1, CU459141.1, and
CP001182.1). Random amplification of polymorphic DNA (RAPD) analysis was subsequently used to discriminate the A. baumannii strains. Primers Wil2 (Williams et al., 1993) and 1247 (Akopyanz et al., 1992) previously used for typing other bacteria were applied. Some other representatives of the genus of Acinetobacter such as A. lwoffii (six strains), A. anitratus (4), and A. calcoaceticus (3) and several other gram-negative microorganisms such as P. aeruginosa, Escherichia coli, Yersinia pseudotuberculosis, Yersinia enterocolitica, Klebsiella pneumoniae, Ruxolitinib purchase Klebsiella oxytoca, Enterobacter cloacae, Pasteurella multocida, and Salmonella Enteritidis (three strains of each species) were used in the research. All bacteria were grown in Luria–Bertani (LB) broth or nutrient agar (Himedia Laboratories Pvt. Limited, India) at 37 °C. Clinical materials and in-hospital environmental samples were used for phage isolation. Nonliquid samples were kept in 0.1 M Tris–HCl buffer, pH 7.0. The samples were cleared by low-speed centrifugation (7000 g for 30 min.) followed by filtration of the supernatants through 1.20- and 0.45-μm-pore-size membrane filters (Millipore) to remove bacterial debris. The purified filtrates were concentrated by ultracentrifugation at 85 000 g at 4 °C for 2 h (Beckman SW28 rotor).
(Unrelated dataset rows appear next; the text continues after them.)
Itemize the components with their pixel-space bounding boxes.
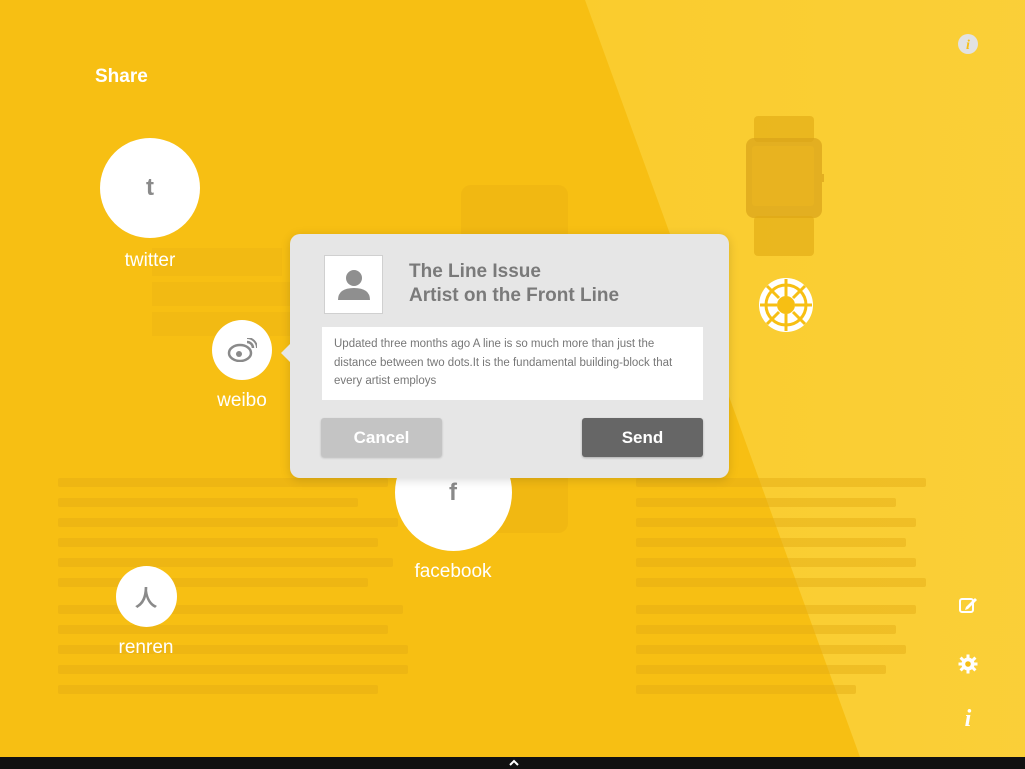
background-text-ghost [58,478,388,487]
background-text-ghost [58,558,393,567]
background-text-ghost [636,605,916,614]
background-text-ghost [58,605,403,614]
background-text-ghost [58,538,378,547]
dialog-title-line2: Artist on the Front Line [409,285,620,306]
share-dialog: The Line Issue Artist on the Front Line … [281,234,729,478]
info-icon[interactable]: i [956,705,980,729]
watch-illustration [746,116,824,256]
twitter-label: twitter [124,250,176,271]
avatar [324,255,383,314]
chevron-up-icon[interactable] [508,757,520,769]
gear-icon[interactable] [956,652,980,676]
background-text-ghost [636,685,856,694]
renren-icon[interactable]: 人 [115,566,177,627]
background-text-ghost [58,498,358,507]
background-text-ghost [636,558,916,567]
dialog-title-line1: The Line Issue [409,261,541,282]
info-icon[interactable]: i [956,32,980,56]
background-text-ghost [636,625,896,634]
background-text-ghost [636,478,926,487]
background-text-ghost [636,645,906,654]
background-text-ghost [58,578,368,587]
background-text-ghost [58,645,408,654]
share-renren[interactable]: 人 renren [115,566,177,659]
twitter-icon[interactable]: t [100,138,200,238]
weibo-label: weibo [217,390,267,411]
bottom-bar [0,757,1025,769]
weibo-icon[interactable] [212,320,272,380]
dialog-title: The Line Issue Artist on the Front Line [409,260,619,308]
background-text-ghost [58,518,398,527]
background-heading-ghost [152,282,292,306]
background-text-ghost [636,538,906,547]
dialog-pointer [281,344,290,362]
user-icon [337,269,370,300]
renren-label: renren [118,637,174,658]
share-twitter[interactable]: t twitter [100,138,200,272]
edit-icon[interactable] [956,593,980,617]
cancel-button[interactable]: Cancel [321,418,442,457]
svg-text:i: i [966,38,970,53]
facebook-label: facebook [414,561,492,582]
background-text-ghost [636,578,926,587]
svg-text:i: i [965,706,972,729]
background-text-ghost [636,518,916,527]
sun-icon [759,278,813,332]
background-text-ghost [58,665,408,674]
background-text-ghost [636,498,896,507]
background-text-ghost [636,665,886,674]
share-weibo[interactable]: weibo [202,320,282,412]
send-button[interactable]: Send [582,418,703,457]
dialog-message[interactable]: Updated three months ago A line is so mu… [322,327,703,400]
share-title: Share [95,66,148,87]
background-text-ghost [58,685,378,694]
background-text-ghost [58,625,388,634]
The spot test method as well as the plaque assay (Adams, 1959) was used to screen for the presence of lytic
phage activity RGFP966 cell line in the resultant concentrates using clinical A. baumannii strains of different RAPD groups. The plates were incubated overnight at 37 °C and examined for zones of lysis or plaques formation. Single plaque isolation was used to obtain pure phage stock. For that a single plaque formed on the A. baumannii lawn was picked
up in SM buffer (10 mM Tris–HCl, pH 7.5, 10 mM MgSO4 × 7 H2O, and 100 mM NaCl) and replated three times. Phage AP22 was propagated using liquid culture of identified A. baumannii clinical strain 1053 (OD600 nm of 0.3) at multiplicity of infection (MOI) of 0.1. The incubation was performed at 37 °C until complete lysis, Methisazone and then chloroform was added. Bacterial debris was pelleted by centrifugation at 7000 g for 30 min. The phage lysate was concentrated by ultracentrifugation at 85 000 g at 4 °C for 2 h (Beckman SW28 rotor). The resultant pellet was carefully mixed with SM buffer and centrifuged at 13 000 g. Supernatant was treated with DNase (1 μg mL−1) and RNase (1 μg mL−1) at 37 °C. The nucleases were removed with chloroform. The phage preparation with the titer of 1012–1013 PFU mL−1 was purified by cesium chloride equilibrium gradient centrifugation at 100 000 g (Beckman SW41 rotor) for 24 h (Sambrook et al., 1989). Host specificity of the phage was determined by double-layer method. Onto the surface of M9 medium (Sambrook et al., 1989) plates, 0.3 mL of liquid bacterial culture (108–109 PFU mL−1) and 4 mL of soft agar (LB broth supplemented with 0.